New, Modern University Housing Option Available at St. Edward's
Located on the east side of campus, this new housing option serves as a town square to unite the university's apartments and East and Teresa halls. The complex offers courtyards, outdoor spaces, and a pedestrian street for students, faculty and staff members alike to gather. A new dining facility will open in late February 2009, and a combined Health Center and Counseling Center will be available to students in the new complex beginning in March 2009.
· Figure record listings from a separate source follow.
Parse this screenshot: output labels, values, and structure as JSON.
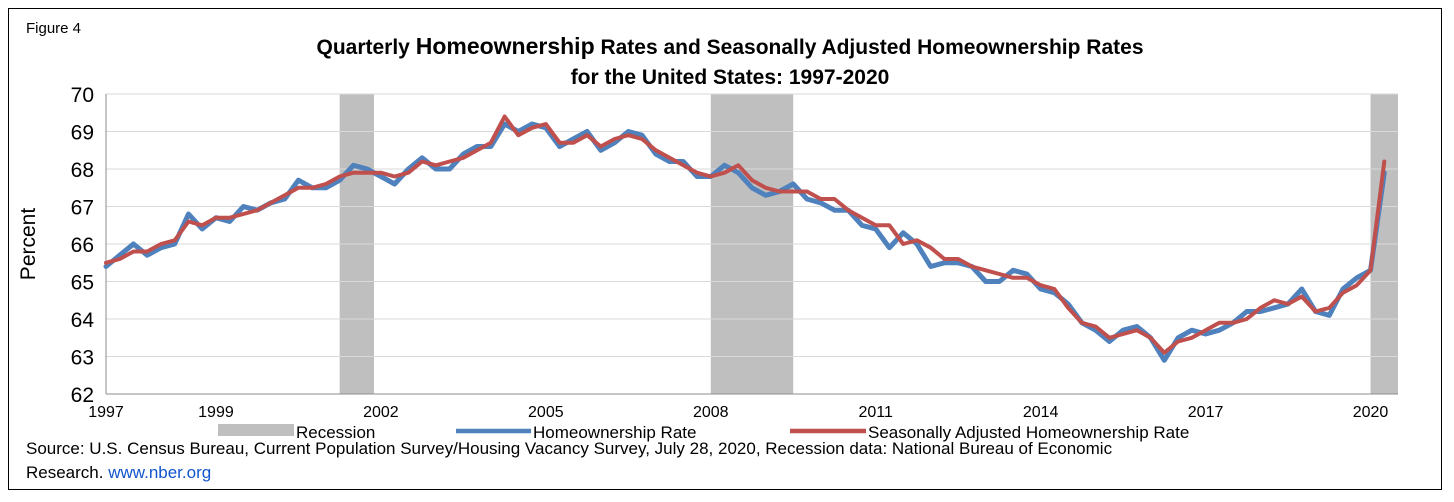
{
  "figure_label": "Figure 4",
  "title_line1_pre": "Quarterly ",
  "title_line1_big": "Homeownership",
  "title_line1_post": " Rates and Seasonally Adjusted Homeownership Rates",
  "title_line2": "for the United States: 1997-2020",
  "source_text": "Source: U.S. Census Bureau, Current Population Survey/Housing Vacancy Survey, July 28, 2020, Recession data: National Bureau of Economic Research.",
  "source_link": "www.nber.org",
  "colors": {
    "recession": "#bfbfbf",
    "homeownership": "#4f81bd",
    "seasonally_adjusted": "#c0504d",
    "grid": "#d9d9d9"
  },
  "chart_data": {
    "type": "line",
    "title": "Quarterly Homeownership Rates and Seasonally Adjusted Homeownership Rates for the United States: 1997-2020",
    "xlabel": "",
    "ylabel": "Percent",
    "ylim": [
      62,
      70
    ],
    "yticks": [
      62,
      63,
      64,
      65,
      66,
      67,
      68,
      69,
      70
    ],
    "xlim": [
      1997.0,
      2020.5
    ],
    "xticks": [
      1997,
      1999,
      2002,
      2005,
      2008,
      2011,
      2014,
      2017,
      2020
    ],
    "grid": "horizontal",
    "legend_position": "bottom",
    "recessions": [
      {
        "label": "Recession",
        "start": 2001.25,
        "end": 2001.875
      },
      {
        "label": "Recession",
        "start": 2008.0,
        "end": 2009.5
      },
      {
        "label": "Recession",
        "start": 2020.0,
        "end": 2020.5
      }
    ],
    "x": [
      1997.0,
      1997.25,
      1997.5,
      1997.75,
      1998.0,
      1998.25,
      1998.5,
      1998.75,
      1999.0,
      1999.25,
      1999.5,
      1999.75,
      2000.0,
      2000.25,
      2000.5,
      2000.75,
      2001.0,
      2001.25,
      2001.5,
      2001.75,
      2002.0,
      2002.25,
      2002.5,
      2002.75,
      2003.0,
      2003.25,
      2003.5,
      2003.75,
      2004.0,
      2004.25,
      2004.5,
      2004.75,
      2005.0,
      2005.25,
      2005.5,
      2005.75,
      2006.0,
      2006.25,
      2006.5,
      2006.75,
      2007.0,
      2007.25,
      2007.5,
      2007.75,
      2008.0,
      2008.25,
      2008.5,
      2008.75,
      2009.0,
      2009.25,
      2009.5,
      2009.75,
      2010.0,
      2010.25,
      2010.5,
      2010.75,
      2011.0,
      2011.25,
      2011.5,
      2011.75,
      2012.0,
      2012.25,
      2012.5,
      2012.75,
      2013.0,
      2013.25,
      2013.5,
      2013.75,
      2014.0,
      2014.25,
      2014.5,
      2014.75,
      2015.0,
      2015.25,
      2015.5,
      2015.75,
      2016.0,
      2016.25,
      2016.5,
      2016.75,
      2017.0,
      2017.25,
      2017.5,
      2017.75,
      2018.0,
      2018.25,
      2018.5,
      2018.75,
      2019.0,
      2019.25,
      2019.5,
      2019.75,
      2020.0,
      2020.25
    ],
    "series": [
      {
        "name": "Homeownership Rate",
        "values": [
          65.4,
          65.7,
          66.0,
          65.7,
          65.9,
          66.0,
          66.8,
          66.4,
          66.7,
          66.6,
          67.0,
          66.9,
          67.1,
          67.2,
          67.7,
          67.5,
          67.5,
          67.7,
          68.1,
          68.0,
          67.8,
          67.6,
          68.0,
          68.3,
          68.0,
          68.0,
          68.4,
          68.6,
          68.6,
          69.2,
          69.0,
          69.2,
          69.1,
          68.6,
          68.8,
          69.0,
          68.5,
          68.7,
          69.0,
          68.9,
          68.4,
          68.2,
          68.2,
          67.8,
          67.8,
          68.1,
          67.9,
          67.5,
          67.3,
          67.4,
          67.6,
          67.2,
          67.1,
          66.9,
          66.9,
          66.5,
          66.4,
          65.9,
          66.3,
          66.0,
          65.4,
          65.5,
          65.5,
          65.4,
          65.0,
          65.0,
          65.3,
          65.2,
          64.8,
          64.7,
          64.4,
          63.9,
          63.7,
          63.4,
          63.7,
          63.8,
          63.5,
          62.9,
          63.5,
          63.7,
          63.6,
          63.7,
          63.9,
          64.2,
          64.2,
          64.3,
          64.4,
          64.8,
          64.2,
          64.1,
          64.8,
          65.1,
          65.3,
          67.9
        ]
      },
      {
        "name": "Seasonally Adjusted Homeownership Rate",
        "values": [
          65.5,
          65.6,
          65.8,
          65.8,
          66.0,
          66.1,
          66.6,
          66.5,
          66.7,
          66.7,
          66.8,
          66.9,
          67.1,
          67.3,
          67.5,
          67.5,
          67.6,
          67.8,
          67.9,
          67.9,
          67.9,
          67.8,
          67.9,
          68.2,
          68.1,
          68.2,
          68.3,
          68.5,
          68.7,
          69.4,
          68.9,
          69.1,
          69.2,
          68.7,
          68.7,
          68.9,
          68.6,
          68.8,
          68.9,
          68.8,
          68.5,
          68.3,
          68.1,
          67.9,
          67.8,
          67.9,
          68.1,
          67.7,
          67.5,
          67.4,
          67.4,
          67.4,
          67.2,
          67.2,
          66.9,
          66.7,
          66.5,
          66.5,
          66.0,
          66.1,
          65.9,
          65.6,
          65.6,
          65.4,
          65.3,
          65.2,
          65.1,
          65.1,
          64.9,
          64.8,
          64.3,
          63.9,
          63.8,
          63.5,
          63.6,
          63.7,
          63.5,
          63.1,
          63.4,
          63.5,
          63.7,
          63.9,
          63.9,
          64.0,
          64.3,
          64.5,
          64.4,
          64.6,
          64.2,
          64.3,
          64.7,
          64.9,
          65.3,
          68.2
        ]
      }
    ],
    "legend": [
      "Recession",
      "Homeownership Rate",
      "Seasonally Adjusted Homeownership Rate"
    ]
  }
}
Designed by Chilean architect Alejandro Aravena, the space incorporates innovative design elements along with a wealth of student services and conveniences. The architectural design creates a convenient gathering place with services and amenities that can be enjoyed by residents and non-residents alike.
Residential Village Highlights:
Edmund Hunt Hall: named for Brother Edmund Hunt, CSC, the first Holy Cross Brother to serve as president of St. Edward's University
Le Mans Hall: honors the French hometown of Father Basil Moreau, CSC, founder of the Congregation of Holy Cross
- Coed residences with double-room suites and suite-style baths.
- Together, Hunt and Le Mans house 219 students.
- The halls feature a kitchen and dining room, a large recreation room, laundry rooms,
on-site resident mailboxes, 24-hour computer labs and study areas.
- Edmund Hunt Hall is the home of the university’s second dining facility.
Lady Bird Johnson Hall: recognizes the former first lady from Austin
- Coed residence for upperclassmen with private rooms and suite-style shared bathrooms. All bathrooms are in-suite.
- The amenities are similar to Hunt and Le Mans.
- Johnson Hall is home to the combined Health & Counseling Center.
- Entire complex is 119,000 square feet.
- Students can see and be seen through the multi-colored glass walls in the upper-floor common areas.
- The red glass wall and red roofs reflect the campus color palette and tie into the look of other university buildings.
- The brick transitions from rough to smooth as you move from outside to the interior. The rough brick creates a tough exterior designed withstand the elements and prevent light overexposure.
- Outer walls provide natural shading in several areas from the hot Texas afternoon sun, encouraging residents to enjoy outdoor gathering spaces.
- The buildings well exceed the energy code set by the state of Texas. The use of insulated glass and Daylighting techniques were closely considered in the design of window placement and arrangement.